The CCBS argues that there is a pressing need for community or shared bank branches because millions of customers and thousands of small businesses still need somewhere to pay in cheques and make transactions.
"Shared branches make a lot of sense, and we think it would be low cost for the banks," says Mick McAteer of Which?, the consumer body, which is supporting the CCBS campaign, along with Age Concern, the National Consumer Council, Help the Aged and the Federation of Small Businesses, among others.
"We want to get the Government on board to be more radical when it comes to finding solutions that the market cannot come up with."
This isn't the first time that plans for shared banking have been put forward.
A pilot scheme held two years ago crashed when the high- street banks taking part argued that it had been a failure.
The scheme involved the "big four" - Barclays, HSBC, NatWest and Lloyds TSB - and ran from 2 January 2002 to the end of the year. The idea was to allow personal and small business customers to use banking services through the branch of another participating bank in 10 locations across England and Wales. These included a Barclays branch in Coniston, in the Lake District; a Lloyds TSB in Donington, Lincolnshire; and an HSBC outlet in Cerrigydrudion, North Wales.
The British Bankers' Association (BBA) argues that an evaluation of the scheme, written by Professor Elaine Kempson, of the Personal Finance Research Centre at Bristol University, showed that each branch had an average of just eight personal customers and one business customer using the service each day.
The scheme was also found to have had an impact on post office branches near the pilot sites, said a BBA spokesman.
However, the CCBS claims it was unrepresentative since it was held in "10 untypical, remote rural communities". Too small and restrictive, it excluded urban areas and involved "no new thinking and no systems changes", says Mr French.
And tellingly, he adds, the banks failed to advertise the scheme in the target areas.
"Furthermore, eight out of 10 of the areas had historically had only one bank. This means it is likely very few people had used another bank other than the resident branch for many years."
Independently, the Britannia and Yorkshire building societies have shown that sharing can work. For three years, the two have let each other's customers use their branches for basic transactions.
However, the role of the Post Office in rural communities could remain a sticking point for the CCBS's new campaign.
Many sub-post offices have closed and more are still threatened with closure because benefit and pension payments now go straight into customers' bank accounts rather than being dealt with over a post office counter. The remaining network already offers the very services that the CCBS wants to introduce.

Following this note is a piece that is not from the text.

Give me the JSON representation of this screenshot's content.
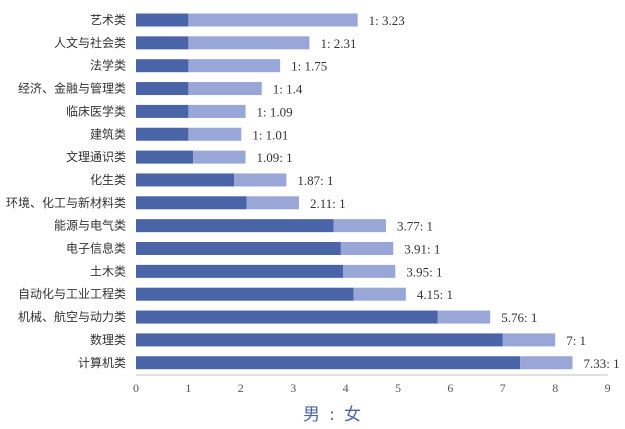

Anybody with a basic bank account (for those who don't want overdrafts) can already use a post office for simple over-the- counter transactions, as can regular current account customers of Lloyds TSB, Barclays, Alliance & Leicester, Smile and Cahoot.
But the CCBS doesn't think that the Post Office could be a "multi-bank substitute" for business and personal use. "This is because of limitations on space, security risk and an ownership structure that militates against financing improvements," says Mr French.